第5回 消滅危機言語をなぜ守らなければならないのか

「先日、スウェーデンに行ってきたんですけど、みんな英語が上手で、私たちみたいなスウェーデン語がしゃべれない人がいると、途中で英語に変えるんですね。途中でフランス語に変わった人もいましたね。フランス出身の人で、彼はフランス語、英語、スウェーデン語、あとドイツ語もしゃべれるかもしれません。そんなのはあの辺では当たり前なんですよ。パッと切りかわって、全然違和感ない」

 もちろん、ヨーロッパの言語は、ルーツが近いし、日本語のネイティヴが英語を習得するよりずっと簡単に互いの言葉を覚える。いや、欧州に限らず、世界では複数言語環境はわりと当たり前のようにも思う。

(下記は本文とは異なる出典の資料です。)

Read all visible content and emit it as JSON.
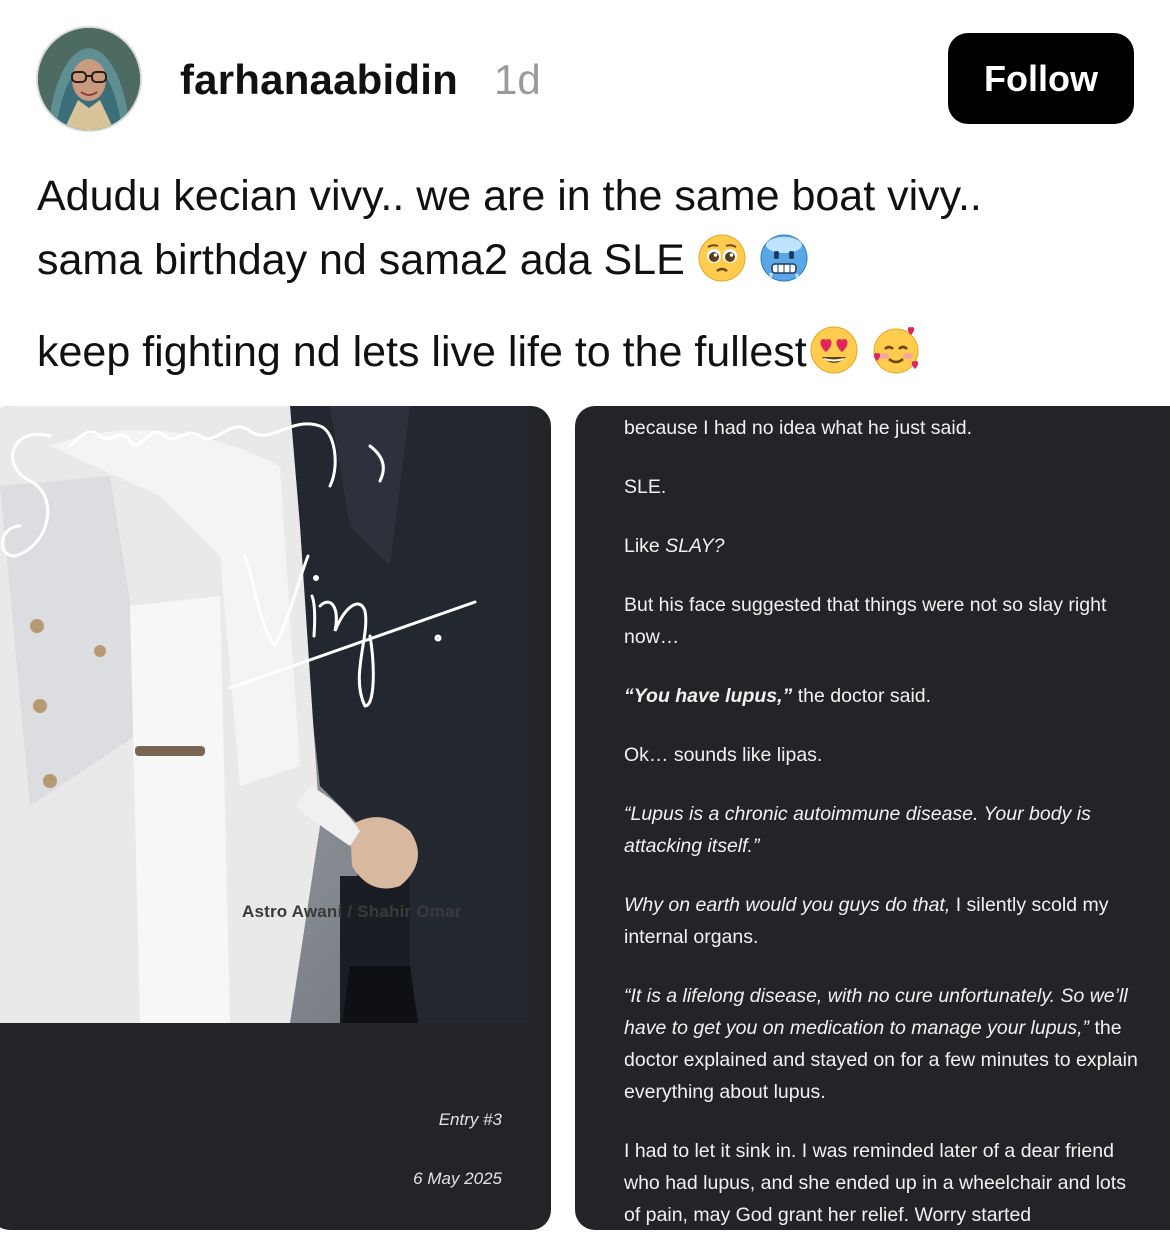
{
  "post": {
    "username": "farhanaabidin",
    "time": "1d",
    "follow_label": "Follow",
    "text_line1": "Adudu kecian vivy.. we are in the same boat vivy..",
    "text_line2": "sama birthday nd sama2 ada SLE",
    "text_line3": "keep fighting nd lets live life to the fullest",
    "emojis": [
      "pleading-face",
      "cold-face",
      "heart-eyes-face",
      "smiling-face-with-hearts"
    ]
  },
  "slide1": {
    "signature": "Sincerely, Vivy.",
    "photo_credit": "Astro Awani / Shahir Omar",
    "entry": "Entry #3",
    "date": "6 May 2025"
  },
  "slide2": {
    "p1": "because I had no idea what he just said.",
    "p2": "SLE.",
    "p3_plain": "Like ",
    "p3_italic": "SLAY?",
    "p4": "But his face suggested that things were not so slay right now…",
    "p5_bold_italic": "“You have lupus,”",
    "p5_plain": " the doctor said.",
    "p6": "Ok… sounds like lipas.",
    "p7_italic": "“Lupus is a chronic autoimmune disease. Your body is attacking itself.”",
    "p8_italic": "Why on earth would you guys do that,",
    "p8_plain": " I silently scold my internal organs.",
    "p9_italic": "“It is a lifelong disease, with no cure unfortunately. So we’ll have to get you on medication to manage your lupus,”",
    "p9_plain": " the doctor explained and stayed on for a few minutes to explain everything about lupus.",
    "p10": "I had to let it sink in. I was reminded later of a dear friend who had lupus, and she ended up in a wheelchair and lots of pain, may God grant her relief. Worry started"
  }
}
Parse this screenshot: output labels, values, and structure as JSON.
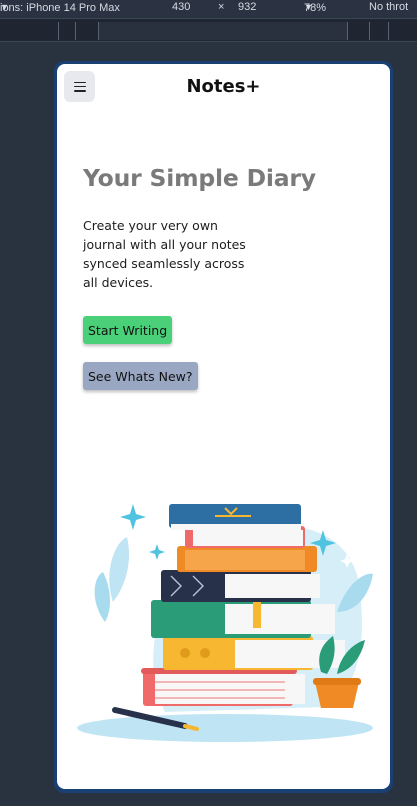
{
  "devtools": {
    "device_label": "ions: iPhone 14 Pro Max",
    "width": "430",
    "times": "×",
    "height": "932",
    "zoom": "78%",
    "throttle": "No throt"
  },
  "app": {
    "brand": "Notes+",
    "menu_icon": "hamburger-icon"
  },
  "hero": {
    "title": "Your Simple Diary",
    "description": "Create your very own journal with all your notes synced seamlessly across all devices."
  },
  "actions": {
    "start_label": "Start Writing",
    "whats_new_label": "See Whats New?"
  },
  "colors": {
    "start_button": "#4bd07a",
    "whats_new_button": "#9aa7c2",
    "title": "#7a7a7a",
    "devtools_bg": "#29323f"
  },
  "illustration": {
    "icon": "book-stack-illustration"
  }
}
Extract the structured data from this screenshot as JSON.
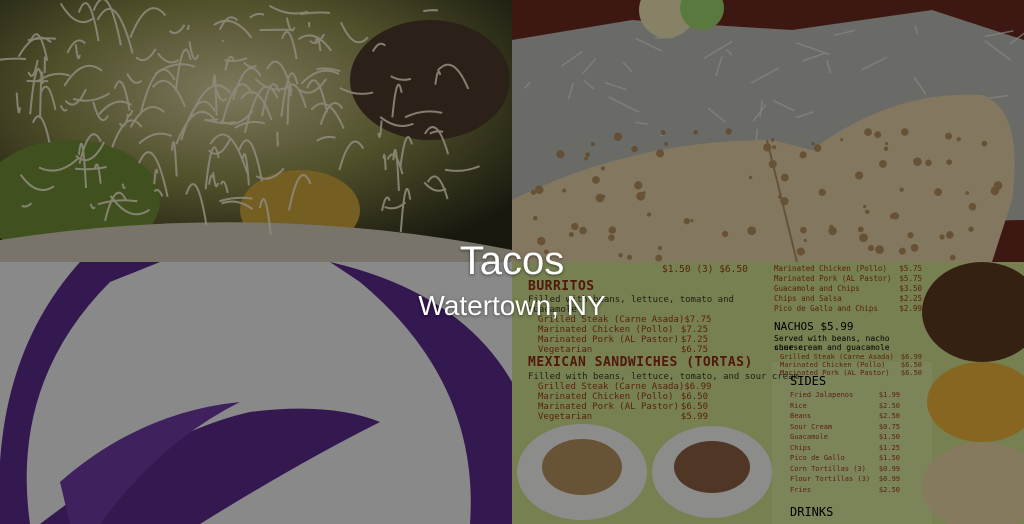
{
  "hero": {
    "title": "Tacos",
    "subtitle": "Watertown, NY"
  },
  "images": [
    {
      "name": "taco-salad-photo"
    },
    {
      "name": "burrito-foil-photo"
    },
    {
      "name": "taco-bell-logo-photo"
    },
    {
      "name": "menu-board-photo"
    }
  ],
  "menu": {
    "top_line": {
      "label": "",
      "price": "$1.50   (3) $6.50"
    },
    "burritos": {
      "heading": "BURRITOS",
      "desc": "Filled with beans, lettuce, tomato and",
      "desc2": "guacamole",
      "items": [
        {
          "label": "Grilled Steak (Carne Asada)",
          "price": "$7.75"
        },
        {
          "label": "Marinated Chicken (Pollo)",
          "price": "$7.25"
        },
        {
          "label": "Marinated Pork (AL Pastor)",
          "price": "$7.25"
        },
        {
          "label": "Vegetarian",
          "price": "$6.75"
        }
      ]
    },
    "tortas": {
      "heading": "MEXICAN SANDWICHES (TORTAS)",
      "desc": "Filled with beans, lettuce, tomato, and sour cream",
      "items": [
        {
          "label": "Grilled Steak (Carne Asada)",
          "price": "$6.99"
        },
        {
          "label": "Marinated Chicken (Pollo)",
          "price": "$6.50"
        },
        {
          "label": "Marinated Pork (AL Pastor)",
          "price": "$6.50"
        },
        {
          "label": "Vegetarian",
          "price": "$5.99"
        }
      ]
    },
    "right_top": [
      {
        "label": "Marinated Chicken (Pollo)",
        "price": "$5.75"
      },
      {
        "label": "Marinated Pork (AL Pastor)",
        "price": "$5.75"
      },
      {
        "label": "Guacamole and Chips",
        "price": "$3.50"
      },
      {
        "label": "Chips and Salsa",
        "price": "$2.25"
      },
      {
        "label": "Pico de Gallo and Chips",
        "price": "$2.99"
      }
    ],
    "nachos": {
      "heading": "NACHOS $5.99",
      "desc": "Served with beans, nacho cheese,",
      "desc2": "sour cream and guacamole",
      "items": [
        {
          "label": "Grilled Steak (Carne Asada)",
          "price": "$6.99"
        },
        {
          "label": "Marinated Chicken (Pollo)",
          "price": "$6.50"
        },
        {
          "label": "Marinated Pork (AL Pastor)",
          "price": "$6.50"
        }
      ]
    },
    "sides": {
      "heading": "SIDES",
      "items": [
        {
          "label": "Fried Jalapenos",
          "price": "$1.99"
        },
        {
          "label": "Rice",
          "price": "$2.50"
        },
        {
          "label": "Beans",
          "price": "$2.50"
        },
        {
          "label": "Sour Cream",
          "price": "$0.75"
        },
        {
          "label": "Guacamole",
          "price": "$1.50"
        },
        {
          "label": "Chips",
          "price": "$1.25"
        },
        {
          "label": "Pico de Gallo",
          "price": "$1.50"
        },
        {
          "label": "Corn Tortillas (3)",
          "price": "$0.99"
        },
        {
          "label": "Flour Tortillas (3)",
          "price": "$0.99"
        },
        {
          "label": "Fries",
          "price": "$2.50"
        }
      ]
    },
    "drinks": {
      "heading": "DRINKS"
    }
  }
}
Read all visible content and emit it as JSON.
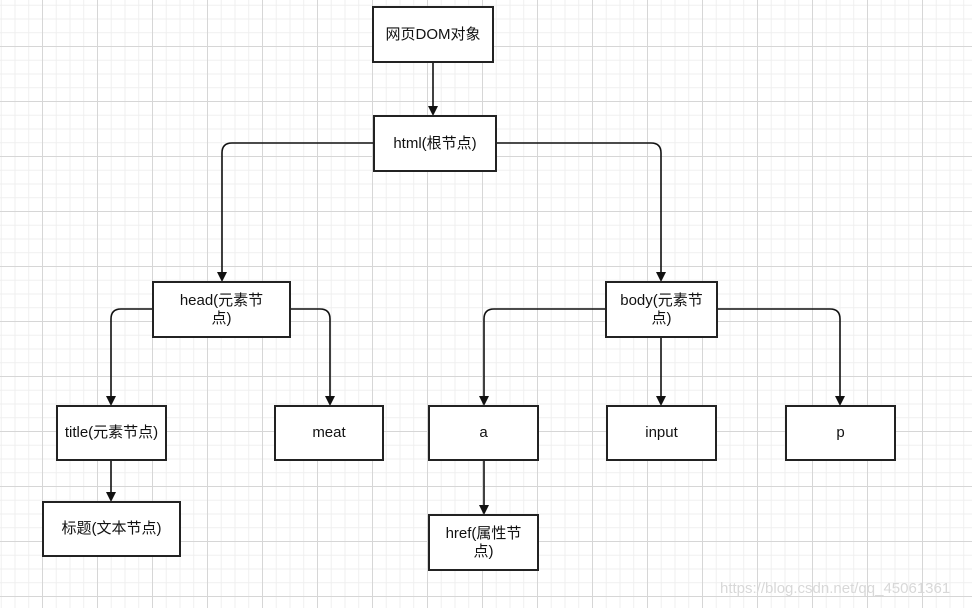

 シンガポールに行くと、マレー語やタミル語や中国語を母語とする人たちが、英語で語り合っている。アフリカでは、きわめて多様な言語を背景に持ちつつ、英語やフランス語を共通語として使っている社会が多い。植民地支配の歴史を考えると、ちょっと複雑な気分にもなるのだが、何はともあれ、基本となる母語を持ちつつ、複数言語を使うというのは、ヒトとしてそれほど不自然なことではないのかもしれない。

 とはいえ、日本語で育った者にとって、英語やフランス語や中国語や韓国語や、その他言語の習得はやはり大変! と思う人は多いだろう。

 ところが木部さんは、「そんなことはない」とあっさり言うのだ。